I have i question. I have A SLI mobo and got a 8800GTS 512 (g92) now i was wonderering. Can I put A 8600GT beside it just for the CUDA calcs. And bridge it to the 8800 GTS. Or do I only use my 8800 GTS install the CUDA driver (vista x64)

The G92 8800 GTS will be much faster at CUDA than an 8600GT, so why bother? You can run CUDA and display on the same GPU without any problems.

If you add a 2nd card, you don’t need the SLI bridge to use CUDA on both. In fact, if you enable SLI in the drivers, CUDA can only use one of the cards.

Isn’t there a 5 second limitation for CUDA on a GPU that’s running a display under Windows?

What i mean is Could the 6800GT Card be used only for the cuda calc. (like a phisycs card)


Only G80 and later do CUDA.

The 5 second watchdog rarely comes into play. Most kernels complete in milliseconds, although this is application dependent of course.

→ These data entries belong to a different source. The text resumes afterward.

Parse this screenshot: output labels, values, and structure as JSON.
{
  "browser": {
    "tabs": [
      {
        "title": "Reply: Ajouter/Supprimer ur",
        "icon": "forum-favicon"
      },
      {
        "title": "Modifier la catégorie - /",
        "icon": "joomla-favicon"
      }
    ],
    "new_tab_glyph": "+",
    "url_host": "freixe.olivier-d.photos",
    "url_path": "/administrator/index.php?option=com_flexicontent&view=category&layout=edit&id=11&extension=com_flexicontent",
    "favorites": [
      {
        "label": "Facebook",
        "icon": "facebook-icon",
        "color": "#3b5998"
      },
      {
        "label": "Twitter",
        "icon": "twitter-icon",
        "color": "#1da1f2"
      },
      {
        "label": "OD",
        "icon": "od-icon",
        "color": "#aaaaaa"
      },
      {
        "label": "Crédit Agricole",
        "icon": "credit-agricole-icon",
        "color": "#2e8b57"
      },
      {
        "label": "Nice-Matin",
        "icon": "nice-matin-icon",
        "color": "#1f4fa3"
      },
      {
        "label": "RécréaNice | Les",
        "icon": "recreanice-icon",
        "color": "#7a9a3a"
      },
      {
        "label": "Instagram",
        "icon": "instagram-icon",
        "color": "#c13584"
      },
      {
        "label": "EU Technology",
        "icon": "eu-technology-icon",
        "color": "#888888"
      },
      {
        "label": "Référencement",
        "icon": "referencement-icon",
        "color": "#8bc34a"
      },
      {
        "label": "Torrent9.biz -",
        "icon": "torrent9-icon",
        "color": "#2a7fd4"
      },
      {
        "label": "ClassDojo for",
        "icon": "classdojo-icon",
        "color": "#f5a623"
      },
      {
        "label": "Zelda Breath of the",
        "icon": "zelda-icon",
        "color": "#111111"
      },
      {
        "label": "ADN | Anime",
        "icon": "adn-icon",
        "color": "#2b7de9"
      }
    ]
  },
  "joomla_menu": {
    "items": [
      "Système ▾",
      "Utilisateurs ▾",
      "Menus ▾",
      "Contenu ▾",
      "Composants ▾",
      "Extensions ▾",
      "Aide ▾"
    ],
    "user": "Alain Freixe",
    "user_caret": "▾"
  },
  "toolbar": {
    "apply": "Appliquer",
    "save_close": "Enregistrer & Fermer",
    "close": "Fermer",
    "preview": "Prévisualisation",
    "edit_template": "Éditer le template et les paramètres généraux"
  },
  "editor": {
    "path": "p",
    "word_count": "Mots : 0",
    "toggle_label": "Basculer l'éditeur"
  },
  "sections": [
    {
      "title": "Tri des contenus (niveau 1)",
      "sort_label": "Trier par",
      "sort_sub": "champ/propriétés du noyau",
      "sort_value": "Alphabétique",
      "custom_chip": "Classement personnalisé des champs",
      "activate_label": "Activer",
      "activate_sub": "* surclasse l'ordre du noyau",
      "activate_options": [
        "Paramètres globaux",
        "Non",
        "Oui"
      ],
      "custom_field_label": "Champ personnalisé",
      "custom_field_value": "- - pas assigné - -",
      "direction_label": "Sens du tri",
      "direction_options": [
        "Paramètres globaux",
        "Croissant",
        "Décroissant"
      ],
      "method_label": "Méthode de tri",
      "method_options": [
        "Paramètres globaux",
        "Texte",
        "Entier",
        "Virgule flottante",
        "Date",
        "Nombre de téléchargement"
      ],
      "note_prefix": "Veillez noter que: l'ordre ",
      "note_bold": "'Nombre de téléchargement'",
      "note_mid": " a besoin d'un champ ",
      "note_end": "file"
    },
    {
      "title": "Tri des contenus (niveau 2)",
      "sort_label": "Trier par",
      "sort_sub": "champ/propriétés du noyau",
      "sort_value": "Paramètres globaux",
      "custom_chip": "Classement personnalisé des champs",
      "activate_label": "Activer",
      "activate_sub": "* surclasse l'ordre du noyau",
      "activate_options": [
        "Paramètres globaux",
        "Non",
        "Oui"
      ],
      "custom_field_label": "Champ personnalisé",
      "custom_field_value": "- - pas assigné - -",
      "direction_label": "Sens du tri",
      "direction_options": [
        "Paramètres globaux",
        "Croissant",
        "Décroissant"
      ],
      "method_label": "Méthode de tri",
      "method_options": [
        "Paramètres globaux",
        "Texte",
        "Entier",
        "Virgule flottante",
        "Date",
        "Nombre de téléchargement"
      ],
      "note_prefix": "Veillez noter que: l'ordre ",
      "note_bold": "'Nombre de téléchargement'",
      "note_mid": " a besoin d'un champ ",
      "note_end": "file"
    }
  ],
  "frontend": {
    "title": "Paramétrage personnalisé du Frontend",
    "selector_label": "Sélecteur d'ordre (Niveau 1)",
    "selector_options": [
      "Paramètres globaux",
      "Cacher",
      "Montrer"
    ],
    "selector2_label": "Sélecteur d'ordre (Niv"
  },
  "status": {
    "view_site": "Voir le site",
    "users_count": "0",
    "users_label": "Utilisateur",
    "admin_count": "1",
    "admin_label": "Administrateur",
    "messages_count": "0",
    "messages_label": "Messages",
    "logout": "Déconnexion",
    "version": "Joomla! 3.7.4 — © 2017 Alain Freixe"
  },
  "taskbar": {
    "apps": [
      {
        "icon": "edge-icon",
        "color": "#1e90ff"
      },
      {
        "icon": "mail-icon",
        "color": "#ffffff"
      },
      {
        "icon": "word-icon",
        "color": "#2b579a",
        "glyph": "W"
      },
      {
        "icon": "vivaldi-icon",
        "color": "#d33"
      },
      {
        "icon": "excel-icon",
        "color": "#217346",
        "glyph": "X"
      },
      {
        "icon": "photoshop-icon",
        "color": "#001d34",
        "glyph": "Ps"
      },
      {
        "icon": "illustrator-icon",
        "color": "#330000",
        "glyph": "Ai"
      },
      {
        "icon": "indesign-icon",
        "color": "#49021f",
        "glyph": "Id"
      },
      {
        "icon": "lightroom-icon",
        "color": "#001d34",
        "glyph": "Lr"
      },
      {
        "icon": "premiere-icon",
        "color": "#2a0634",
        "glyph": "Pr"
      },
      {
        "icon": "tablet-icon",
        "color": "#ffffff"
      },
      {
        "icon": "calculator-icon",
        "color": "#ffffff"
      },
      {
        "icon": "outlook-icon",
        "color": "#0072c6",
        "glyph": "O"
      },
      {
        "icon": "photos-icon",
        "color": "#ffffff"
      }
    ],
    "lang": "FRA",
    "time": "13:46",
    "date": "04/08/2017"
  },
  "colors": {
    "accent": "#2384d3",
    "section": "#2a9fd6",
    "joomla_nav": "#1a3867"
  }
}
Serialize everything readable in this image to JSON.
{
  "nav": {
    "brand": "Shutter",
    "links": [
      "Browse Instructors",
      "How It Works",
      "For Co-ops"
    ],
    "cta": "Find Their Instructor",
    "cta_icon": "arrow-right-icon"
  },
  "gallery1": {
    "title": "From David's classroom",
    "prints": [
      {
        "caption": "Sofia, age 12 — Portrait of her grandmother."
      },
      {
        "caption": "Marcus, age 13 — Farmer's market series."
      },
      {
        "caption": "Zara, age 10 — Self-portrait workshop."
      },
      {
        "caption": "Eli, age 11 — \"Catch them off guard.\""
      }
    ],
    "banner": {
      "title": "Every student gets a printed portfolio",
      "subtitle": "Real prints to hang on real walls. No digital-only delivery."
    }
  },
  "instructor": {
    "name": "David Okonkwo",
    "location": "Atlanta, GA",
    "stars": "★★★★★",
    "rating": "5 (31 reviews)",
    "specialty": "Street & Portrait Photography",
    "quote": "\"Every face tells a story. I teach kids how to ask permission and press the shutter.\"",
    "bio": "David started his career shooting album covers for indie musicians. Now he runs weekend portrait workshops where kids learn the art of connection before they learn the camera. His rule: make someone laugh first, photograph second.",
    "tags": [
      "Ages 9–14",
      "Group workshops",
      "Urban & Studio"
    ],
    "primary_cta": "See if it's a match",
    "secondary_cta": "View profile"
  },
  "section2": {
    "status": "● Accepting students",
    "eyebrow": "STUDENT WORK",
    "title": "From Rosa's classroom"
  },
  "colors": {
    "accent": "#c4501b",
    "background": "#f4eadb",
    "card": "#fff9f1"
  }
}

“rarely” seems a bit extreme. Some of my kernels may not complete for several minutes. The 5-second rule is a critical limitation to be aware of, IMHO.

An interesting question: what is the overhead of calling a kernel in a loop versus having the kernel loop on its own?

for (i = 0; i < 1000; i++) {





__global__ void Kernel(int values)


  for (int i = 0; i < 1000; i++) { ... }


depends a bit if you are just crossing a register-usage boundary that makes your occupancy go down. a kernel call has some overhead, so normally it is wise to loop in your kernel.

As I said, it is application dependent :) My own applications involves calling short millisecond kernels millions of times, so I am biased the other way. Still, any memory bound kernel can read/write device memory hundreds of times in 5s. My experiences on these forums is that most calls seem to be memory bound, hence my “rarely” comment.

If you can loop inside your kernel, it will result speedup over making many kernel calls. The kernel call overhead is something like ~20 microseconds per call, maybe a little more. But more importantly, your kernel won’t need to dump to global memory after every iteration saving you lots of global memory transfers which should boost performance significantly.

I agree, and just to chime in -

If my feel for things is right, then there’s not only the latency to consider, but also the utilisation of multiprocessors. Exaggerated example: If you run 15 blocks a 100 times on a 16-multiprocessor card, I think you stand a chance of “wasting” one multiprocessor 100 times. It’s not cut-and-dried, but I think I saw this behavior in my app.